Book marks
British publishers are understandably irked by the American government's attempts to dismantle the British Market Agreement by means of its recent Anti-trust suit (this column, December 14). For one thing, the British Market Agreement — which encourages publishers not to enter into any contract for a book unless the rights granted in it include those for the traditional British Commonwealth — is fully in accordance with British Law. For another, any legal action which disrupted the principle of territorial exclusivity would not merely damage the sale of British books and drive book prices even higher than they are at present; it would also disturb the law of international copyright.

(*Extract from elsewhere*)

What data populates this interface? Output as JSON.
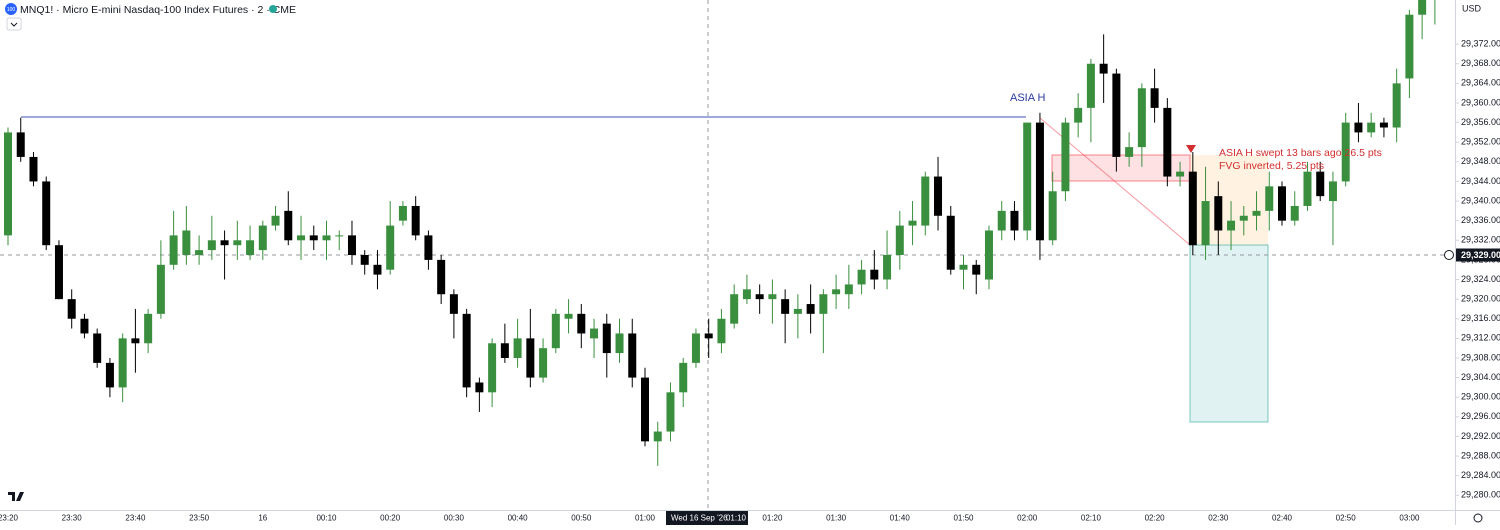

Such weighty matters are best left to the experts, but Bookbuyer cannot refrain from asking the American government this: is it not odd that it should so energetically seek to "liberate" foreign publishing practice when, in its very own backyard, it perpetuates one of the most discriminatory pieces of anti-copyright legislation this side of the Iron Curtain? For if you are an American author, and your book is manufactured outside America and more than 1,500 copies are imported, American law requires that you forfeit copyright protection. Even the Russians must find that hard to believe.
Press perplexities
It has been a perplexing week. There we had the usually reliable Evening Standard telling us that Eric Major is head of publicity at Hutchinsons (it's actually Hodder); then the Sunday Times informed us that Canada is an open market for books (it is not); and to cap it all we had the Daily Telegraph saying that Heinemann are planning a new paperback venture — which is news to everyone at Heinemann who already have a third share in one. Nonetheless Bookbuyer is not altogether despondent. The Committee investigating the technical and cost aspects of Public Lending Right has just published its first report. The 300-page report of the Faulks Committee on Defamation is now on sale. The newly published 600-page report of the Committee of Inquiry into Reading is clamouring to be read. Life need never be dull again.
Bottom Geare
For some time past The Bookseller, a trade magazine, has been publishing a facetiously Philistine review of reviewers by a stand-up comic who goes under the pseudonym of Quentin Oates (Quaker Oates to the initiate). The Oates column is often written by one Michael Geare and, lurching without aid of synchromesh from first to second, Geare is now about to publish a "humorous novel" called First Account. Should he voice the usual apprentice novelist's complaint that the reviewers have failed to see what he was getting at, they can retort that that is precisely what he has been doing to them for years.
March of time
From Publishers Weekly, April 1972: "Meet the House of David & Charles, blissfully located in an English railway station — an article by David St. John Thomas."
From The Bookseller, March 1975: "David & Charles are to make substantial cuts in their new books programme ... As a result of their decision the publishers have made 'about a dozen' members of staff redundant. This, they say, has enabled them to leave the railway station offices which they have occupied for the past ten years."